開発にあたる諸機関は、優先目標、まず第1に技術の近代化に向けた目標の達成に向けて取り組むべきである。そのような優先目標は20項目を超えるが、残念ながらその多くが「(達成不可能な)不良債権」化して見捨てられてきた。当然ながら、そのような目標を整理し、目標を実現するための事業の構造とメカニズムを効率化・最適化する必要がある。

経済を刷新するべく、国内に貯えられた投資ポテンシャルをもっと積極的に活用しなければならない。社債市場の発展に関して、中央銀行及び政府に対して提案を求めている。社債の発行・購入に関する手続きの簡素化が不可欠である。投資家や個人が国内の実業セクターの発展に投資して得をするように、このような債券のクーポン収入(インカムゲイン)の税控除を提案する。

工業、農業、輸送業、住宅建設業において主要プロジェクト数十件(主として民間プロジェクト)が実施中または開始準備段階にある。これらプロジェクトは、個別のセクターに建設的な効果をもたらすだけでなく、国土全体の包括的な発展を促進するものでもある。

これらプロジェクトが迅速かつ効果的に実施されるためには、時機を得た法改正、行政による障壁の除去、インフラ開発や外国市場への参入に対する支援が重要である。このような課題は往々にして一つの政府省庁の枠内にとどまらないため、最重要プロジェクト(複数)を支援する何らかのメカニズムの設置を提案する。ある特別な機構(a special agency)が当該支援を担うことになるだろう。

● 競争力のある製造業の分野拡大策
競争力のある製造業は現状では主に原料及び鉱業セクターに集中している。
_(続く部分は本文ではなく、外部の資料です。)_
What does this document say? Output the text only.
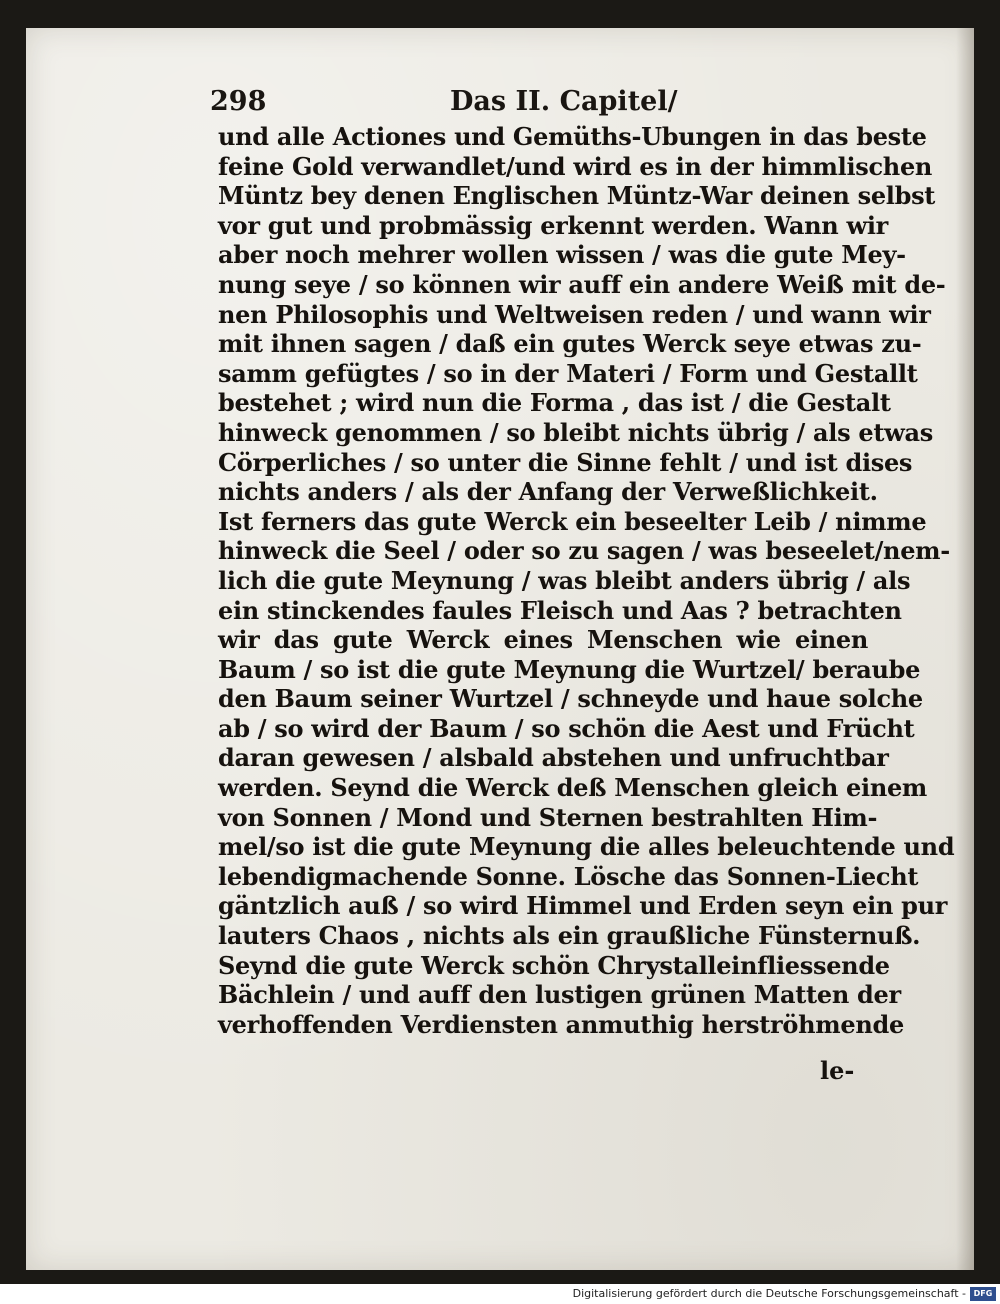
298	Das II. Capitel/
und alle Actiones und Gemüths-Ubungen in das beste
feine Gold verwandlet/und wird es in der himmlischen
Müntz bey denen Englischen Müntz-War deinen selbst
vor gut und probmässig erkennt werden. Wann wir
aber noch mehrer wollen wissen / was die gute Mey-
nung seye / so können wir auff ein andere Weiß mit de-
nen Philosophis und Weltweisen reden / und wann wir
mit ihnen sagen / daß ein gutes Werck seye etwas zu-
samm gefügtes / so in der Materi / Form und Gestallt
bestehet ; wird nun die Forma , das ist / die Gestalt
hinweck genommen / so bleibt nichts übrig / als etwas
Cörperliches / so unter die Sinne fehlt / und ist dises
nichts anders / als der Anfang der Verweßlichkeit.
Ist ferners das gute Werck ein beseelter Leib / nimme
hinweck die Seel / oder so zu sagen / was beseelet/nem-
lich die gute Meynung / was bleibt anders übrig / als
ein stinckendes faules Fleisch und Aas ? betrachten
wir das gute Werck eines Menschen wie einen
Baum / so ist die gute Meynung die Wurtzel/ beraube
den Baum seiner Wurtzel / schneyde und haue solche
ab / so wird der Baum / so schön die Aest und Frücht
daran gewesen / alsbald abstehen und unfruchtbar
werden. Seynd die Werck deß Menschen gleich einem
von Sonnen / Mond und Sternen bestrahlten Him-
mel/so ist die gute Meynung die alles beleuchtende und
lebendigmachende Sonne. Lösche das Sonnen-Liecht
gäntzlich auß / so wird Himmel und Erden seyn ein pur
lauters Chaos , nichts als ein graußliche Fünsternuß.
Seynd die gute Werck schön Chrystalleinfliessende
Bächlein / und auff den lustigen grünen Matten der
verhoffenden Verdiensten anmuthig herströhmende
le-
Digitalisierung gefördert durch die Deutsche Forschungsgemeinschaft - DFG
経済構造を変えることによってのみ、安全保障及び社会発展の分野でスケールの大きな課題を解決し、時代の要請に応えうる職場を作り出し、また何百万人もの生活の質・水準を向上させることができる。重要なことは、ロシアには実際、産業や農業分野、そして中小企業の中に業績のよい会社があるということである。我々の目標は、このような好業績企業の数を急速にかつすべての部門において増やすことである。この目標達成に向けて、輸入代替(import substitution)、輸出支援、製造業の技術革新及び高度技能人材の育成に関する各プログラムは実施されるべきである。

産業開発基金ではすでに輸入代替プログラムの支援を実施している。これらプログラムは起業家のニーズに適ったものである。来年(2016年)、当該基金に対し200億ルーブルの増資を行うことを提案する。

産業界からのイニシアチブにしたがって、各企業のエンジニアリング業務に必要な国内外の特許及びライセンス取得を支援する技術開発機構を設立することは妥当であると考えている。当然のことながら、外国市場に参入し、ロシア国産製品の(市場シェアの)拡大を図ることが、自国の企業、延いてはロシア経済全体の発展を見据えた戦略となるべきである。

農業分野では、農産物の生産・貯蔵・加工に関する自前の技術、ロシア独自の播種用等の種子の保存も必要とされている。しかし、この分野でロシアはまだ非常に弱い。主要な研究機関、ロシア科学アカデミー、また、すでに高度な開発を首尾よく進めているロシア企業が、当該分野の課題解決に参入してくれることを期待する。